Here Bishop Stubbs includes Athelstan’s law among the examples he gives as regards the definite and distinct formula used to indicate the co-operation of the Witenagemót. And the Bishop’s opinion is the most important because Lord Selborne’s objection is founded on a technical point, viz., the formula used. But the Bishop admits that the formula used in this case was an indication of the co-operation of the Witenagemót.

(4) Dean Prideaux says, “This law was passed in a Parliament of all England, assembled at Grately, about the year 928, etc.”[133]

Dr. Lingard calls the law a “Circular letter which the king sent to his officers. From the tenour of this circular it seems probable that numerous pleas of exemption had been set up in favour of the lands belonging to the Crown, the bishops and the ealdormen, and also of lands held under them by others.”[134]

Lord Selborne then agrees with Dr. Lingard; the former calls it “a royal message to his reeves,” the latter, “a circular letter from the king to his officers.” If so, why should the Parliamentary formula have been used?

(5) Mr. Thorpe may also be added to the four. He clearly lays down the rule by which he was guided in classifying and separating the Laws from the Monumenta Ecclesiastica. “All ordinances,” he says, “proceeding from the king and Witenagemót, whether of a secular or ecclesiastical character, are considered as Laws. Those without such sanction, and of a nature strictly ecclesiastical, are placed among the Monumenta Ecclesiastica.”[135] He placed it among the Laws.

The question here is, What constitutes a Witenagemót? The word means a meeting of the Witan or wise men. It was a counsel of wise men. Our information is indeed very vague as to its constitution. There is no law extant prescribing or defining the constitution of the Witenagemót. A synod with the king present would constitute a Witenagemót. There is no trace whatever that it was representative or elective, or that there was a property qualification. It is on record that the king named the members who were to attend.[136] But the members were the leading men of the country, viz., the archbishops, bishops, abbots, presbyters and even deacons (the priests and deacons doubtless attended on the bishops), princes, ealdormen and thanes.

The formula used in this law is, “The king, with the council of his archbishops and other bishops.” This was a council of wise men presided over by the king.
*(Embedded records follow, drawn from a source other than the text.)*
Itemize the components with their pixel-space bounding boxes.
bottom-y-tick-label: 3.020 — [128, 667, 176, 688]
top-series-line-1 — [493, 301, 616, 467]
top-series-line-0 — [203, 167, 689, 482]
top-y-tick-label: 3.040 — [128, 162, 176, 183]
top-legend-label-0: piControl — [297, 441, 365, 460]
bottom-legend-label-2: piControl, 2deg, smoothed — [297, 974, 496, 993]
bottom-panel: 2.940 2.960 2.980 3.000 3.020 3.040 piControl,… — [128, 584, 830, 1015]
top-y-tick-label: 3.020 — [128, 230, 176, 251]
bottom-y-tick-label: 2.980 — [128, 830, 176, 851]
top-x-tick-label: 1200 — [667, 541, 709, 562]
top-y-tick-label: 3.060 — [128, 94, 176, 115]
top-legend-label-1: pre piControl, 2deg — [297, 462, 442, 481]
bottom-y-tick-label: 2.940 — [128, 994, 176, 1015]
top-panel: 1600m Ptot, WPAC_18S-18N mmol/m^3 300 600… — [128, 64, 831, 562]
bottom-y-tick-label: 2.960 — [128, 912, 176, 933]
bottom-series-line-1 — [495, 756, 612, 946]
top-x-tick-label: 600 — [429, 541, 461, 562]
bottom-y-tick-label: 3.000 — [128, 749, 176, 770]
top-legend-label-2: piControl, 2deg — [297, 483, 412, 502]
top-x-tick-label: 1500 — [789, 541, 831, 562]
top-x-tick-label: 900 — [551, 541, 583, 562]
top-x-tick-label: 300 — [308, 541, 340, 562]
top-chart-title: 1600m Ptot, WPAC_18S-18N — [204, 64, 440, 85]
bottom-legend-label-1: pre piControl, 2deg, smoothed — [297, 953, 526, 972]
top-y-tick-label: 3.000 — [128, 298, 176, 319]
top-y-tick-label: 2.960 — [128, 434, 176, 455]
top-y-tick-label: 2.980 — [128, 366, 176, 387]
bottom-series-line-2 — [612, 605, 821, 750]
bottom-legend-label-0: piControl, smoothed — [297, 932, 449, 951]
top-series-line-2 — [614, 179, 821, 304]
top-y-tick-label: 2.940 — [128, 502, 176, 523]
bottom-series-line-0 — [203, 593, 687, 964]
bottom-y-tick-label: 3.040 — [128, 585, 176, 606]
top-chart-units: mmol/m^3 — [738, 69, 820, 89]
And whether it was called a synod or a council, the laws passed by such a meeting formed the general laws of the kingdom. The objections raised by some writers to the formula used in making Anglo-Saxon laws, and to the words Ordinance, Council and Synod, are groundless and have no force. Mr. Fuller in “Our Title-Deeds” is conspicuous for this sort of objections. He says, “It was not an act of the Witan, but was an Ordinance made at a council or synod only, at the council of Greatanlea,” etc.[137]

Let us examine the formula used in other laws generally admitted to be laws.

(1) “The Laws of King Edward.” “Edward’s Ordinances,” “King Edward commands all his reeves,” etc.[138] There is not a word here about the Witan, archbishop, bishop, etc., yet they are admitted as laws.

Athelstan’s secular ordinances passed at the council of Greatanlea,[139] had been enacted by the same Witan which enacted the King’s Ordinance to his reeves as regards tithes. If one is a “Royal message” or “Circular letter,” so are the secular Ordinances. But the latter are admitted to be laws, so therefore are the former.